StreamLogger (Streaming Layer): A template class for logging multi-turn streaming interactions. It accumulates request/response messages and supports multiple log callback sinks. The callbacks use weak_ptr to the RequestLogger, enabling graceful degradation if the logger is reconfigured during an active stream.

ServerRequestLogger (Orchestration Layer): The server-wide coordinator that manages per-model logging configurations. It maps model names to RequestLogger instances, supports dynamic configuration updates, deduplicates loggers for models with identical configs, and uses FastReadDynamicPtr for lock-free reads on the hot path.

Usage

Apply this principle when implementing or extending the request logging pipeline. Implement LogCollector for new storage backends. Subclass RequestLogger for new API-specific log formats. Use ServerRequestLogger at the server level to manage per-model configuration.

Theoretical Basis

The logging architecture follows a layered pipeline pattern with pluggable components:

Request arrives
  |
  v
ServerRequestLogger
  |-- Lookup model -> [RequestLogger_1, RequestLogger_2, ...]
  |
  v (for each logger)
RequestLogger
  |-- Sample(rate) -> skip if not sampled
  |-- CreateLogMessage(request, response, metadata) -> log_proto
  |-- LogCollector.CollectMessage(log_proto)
  |
  v (for streaming)
StreamLogger
  |-- Accumulate requests/responses
  |-- On stream end: CreateLogMessage -> callback(log_proto)
  |   (callback holds weak_ptr<RequestLogger>)

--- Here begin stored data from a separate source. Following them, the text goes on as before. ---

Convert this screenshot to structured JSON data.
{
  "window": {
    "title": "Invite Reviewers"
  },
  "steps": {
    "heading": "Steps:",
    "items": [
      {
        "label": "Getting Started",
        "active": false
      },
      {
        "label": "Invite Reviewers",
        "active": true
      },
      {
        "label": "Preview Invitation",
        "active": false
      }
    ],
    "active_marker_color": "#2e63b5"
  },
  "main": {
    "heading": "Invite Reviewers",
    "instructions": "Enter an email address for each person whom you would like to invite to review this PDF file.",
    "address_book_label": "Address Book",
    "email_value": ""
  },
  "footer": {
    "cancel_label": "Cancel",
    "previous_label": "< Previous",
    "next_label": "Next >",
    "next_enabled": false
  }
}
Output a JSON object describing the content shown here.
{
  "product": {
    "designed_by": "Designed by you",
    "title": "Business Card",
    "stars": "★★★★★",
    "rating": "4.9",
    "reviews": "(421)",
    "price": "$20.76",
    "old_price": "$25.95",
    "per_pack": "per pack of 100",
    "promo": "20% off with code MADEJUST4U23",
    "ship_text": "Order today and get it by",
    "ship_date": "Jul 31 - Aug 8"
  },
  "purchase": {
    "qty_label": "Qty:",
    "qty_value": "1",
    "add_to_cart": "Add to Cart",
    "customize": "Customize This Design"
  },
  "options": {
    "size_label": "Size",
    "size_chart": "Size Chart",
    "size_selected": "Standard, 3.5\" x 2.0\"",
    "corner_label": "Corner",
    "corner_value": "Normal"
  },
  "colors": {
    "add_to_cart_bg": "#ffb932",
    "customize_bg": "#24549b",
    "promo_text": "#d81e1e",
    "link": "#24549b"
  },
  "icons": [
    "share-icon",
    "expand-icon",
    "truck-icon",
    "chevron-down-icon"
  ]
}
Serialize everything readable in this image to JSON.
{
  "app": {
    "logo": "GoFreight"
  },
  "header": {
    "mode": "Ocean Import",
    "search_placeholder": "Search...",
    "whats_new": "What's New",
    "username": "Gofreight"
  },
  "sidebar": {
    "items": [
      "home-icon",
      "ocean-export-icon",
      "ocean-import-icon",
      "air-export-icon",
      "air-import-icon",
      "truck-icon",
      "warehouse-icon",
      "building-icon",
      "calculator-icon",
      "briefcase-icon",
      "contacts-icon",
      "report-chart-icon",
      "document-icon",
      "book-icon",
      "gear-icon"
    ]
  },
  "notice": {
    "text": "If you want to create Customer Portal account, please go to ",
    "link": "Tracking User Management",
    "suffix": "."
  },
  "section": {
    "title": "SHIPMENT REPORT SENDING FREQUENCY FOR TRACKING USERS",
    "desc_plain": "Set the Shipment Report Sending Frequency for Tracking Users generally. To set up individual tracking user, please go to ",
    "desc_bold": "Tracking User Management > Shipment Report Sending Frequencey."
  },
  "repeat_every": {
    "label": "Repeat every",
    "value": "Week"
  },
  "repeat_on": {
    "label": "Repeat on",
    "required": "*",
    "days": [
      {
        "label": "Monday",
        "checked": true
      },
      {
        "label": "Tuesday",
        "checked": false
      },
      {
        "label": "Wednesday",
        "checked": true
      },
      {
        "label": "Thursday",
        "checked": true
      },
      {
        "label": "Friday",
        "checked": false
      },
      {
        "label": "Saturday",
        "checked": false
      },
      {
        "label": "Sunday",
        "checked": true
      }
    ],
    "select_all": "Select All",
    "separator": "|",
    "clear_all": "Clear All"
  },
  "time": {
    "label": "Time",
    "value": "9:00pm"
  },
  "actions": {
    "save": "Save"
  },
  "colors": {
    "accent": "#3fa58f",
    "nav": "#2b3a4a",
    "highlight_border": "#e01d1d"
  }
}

Configuration update flow:
  New config map -> ServerRequestLogger.Update()
    |-- For each (model, config):
    |     FindOrCreateLogger(config)  // dedup by config
    |-- Atomically swap model_to_loggers_map (FastReadDynamicPtr)

Key design properties:

  • Sampling at the boundary: Sampling decisions are made early (before log formatting), minimizing overhead for unsampled requests.
  • Factory registration: LogCollectors use a type-string registry, enabling new backends without modifying existing code.
  • Config deduplication: Models sharing the same logging config share a single RequestLogger instance, reducing memory and connection overhead.
  • Weak reference for streaming: StreamLogger callbacks hold weak_ptr<RequestLogger> instead of shared_ptr, allowing logger reconfiguration without waiting for active streams to complete.
  • Lock-free hot path: FastReadDynamicPtr enables the per-request logger lookup to be lock-free, with locking only during configuration updates.